Vaccinating everyone against Covid ‘could take over a year’

Experts have said life won't return to normal immediately if a safe and effective vaccine is found.

Vaccinating everyone against Covid ‘could take over a year’ Getty Images

Experts have said it could take more than a year for everyone in the UK to get a Covid vaccine, should one become available.

Clinical trials for many of the vaccine candidates are currently being fast-tracked but they will still have to demonstrate a protective effect against the virus and go through regulatory checks before being rolled out.

Professor Nilay Shah, head of the department of chemical engineering at Imperial College London, said if a vaccine becomes available in early spring, it does not mean life will be “returning to normal in March”.

Prof Shah, one of the authors of a Royal Society report on vaccine development and implementation, said: “(Even if) vaccination does start in the spring, it will take a long time to work through the different priority groups initially, and then the wider population later on.

“We may be able to start the process but then to get through that vaccination process, it (will take) many months, maybe more than a year.”

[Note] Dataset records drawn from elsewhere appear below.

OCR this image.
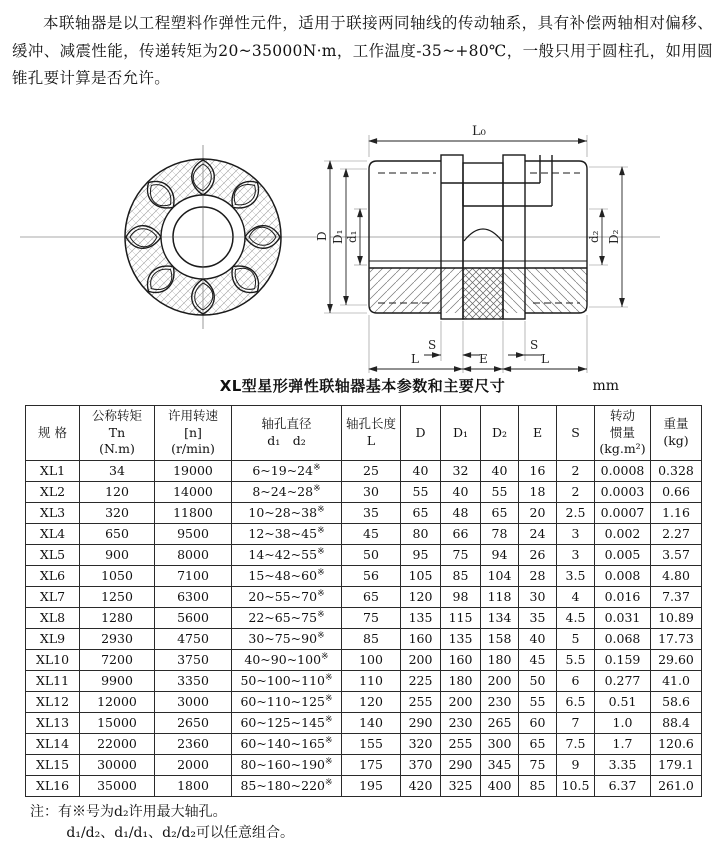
本联轴器是以工程塑料作弹性元件，适用于联接两同轴线的传动轴系，具有补偿两轴相对偏移、缓冲、减震性能，传递转矩为20~35000N·m，工作温度-35~+80℃，一般只用于圆柱孔，如用圆锥孔要计算是否允许。

L₀
D D₁ d₁	d₂ D₂
S	S
L	E	L
XL型星形弹性联轴器基本参数和主要尺寸	mm
规 格	公称转矩
Tn
(N.m)	许用转速
[n]
(r/min)	轴孔直径
d₁　d₂	轴孔长度
L	D	D₁	D₂	E	S	转动
惯量
(kg.m²)	重量
(kg)
XL1	34	19000	6~19~24※	25	40	32	40	16	2	0.0008	0.328
XL2	120	14000	8~24~28※	30	55	40	55	18	2	0.0003	0.66
XL3	320	11800	10~28~38※	35	65	48	65	20	2.5	0.0007	1.16
XL4	650	9500	12~38~45※	45	80	66	78	24	3	0.002	2.27
XL5	900	8000	14~42~55※	50	95	75	94	26	3	0.005	3.57
XL6	1050	7100	15~48~60※	56	105	85	104	28	3.5	0.008	4.80
XL7	1250	6300	20~55~70※	65	120	98	118	30	4	0.016	7.37
XL8	1280	5600	22~65~75※	75	135	115	134	35	4.5	0.031	10.89
XL9	2930	4750	30~75~90※	85	160	135	158	40	5	0.068	17.73
XL10	7200	3750	40~90~100※	100	200	160	180	45	5.5	0.159	29.60
XL11	9900	3350	50~100~110※	110	225	180	200	50	6	0.277	41.0
XL12	12000	3000	60~110~125※	120	255	200	230	55	6.5	0.51	58.6
XL13	15000	2650	60~125~145※	140	290	230	265	60	7	1.0	88.4
XL14	22000	2360	60~140~165※	155	320	255	300	65	7.5	1.7	120.6
XL15	30000	2000	80~160~190※	175	370	290	345	75	9	3.35	179.1
XL16	35000	1800	85~180~220※	195	420	325	400	85	10.5	6.37	261.0
注：有※号为d₂许用最大轴孔。
d₁/d₂、d₁/d₁、d₂/d₂可以任意组合。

Professor Charles Bangham, chairman of immunology at Imperial College London, said the return to normal would have to be on a “sliding scale” with a “gradual relaxing” of some of the restrictions.

The report’s co-author said it was “reasonable” to expect that an effective vaccine would “give immunity that would last more than one year”.

He added: “It is possible that, in the future, it will be necessary to re-vaccinate, just as we do with influenza.”

The report discusses the scenarios, options and challenges involved in developing, manufacturing and distributing Covid-19 vaccines.

Dr Fiona Culley, of the National Heart and Lung Institute at Imperial College London and one of the lead authors of the report, said: “Vaccines are held up as our best chance of getting our lives back to some sense of normality, but we have to be realistic.

“Planning now for the different scenarios that might play out will give us the best chance of taking rapid advantage of any vaccines that are proven to be safe and effective.”

There are more than 200 vaccine candidates being developed around the world, with more than 40 in clinical trials, nine of which are in the phase three stage.

The UK has secured access to six different Covid-19 vaccine candidates in development, across four different types, representing more than 340 million doses.

Priority groups such as the elderly, frontline health and care home workers and those with serious diseases are first in line to receive a jab, should a vaccine be approved.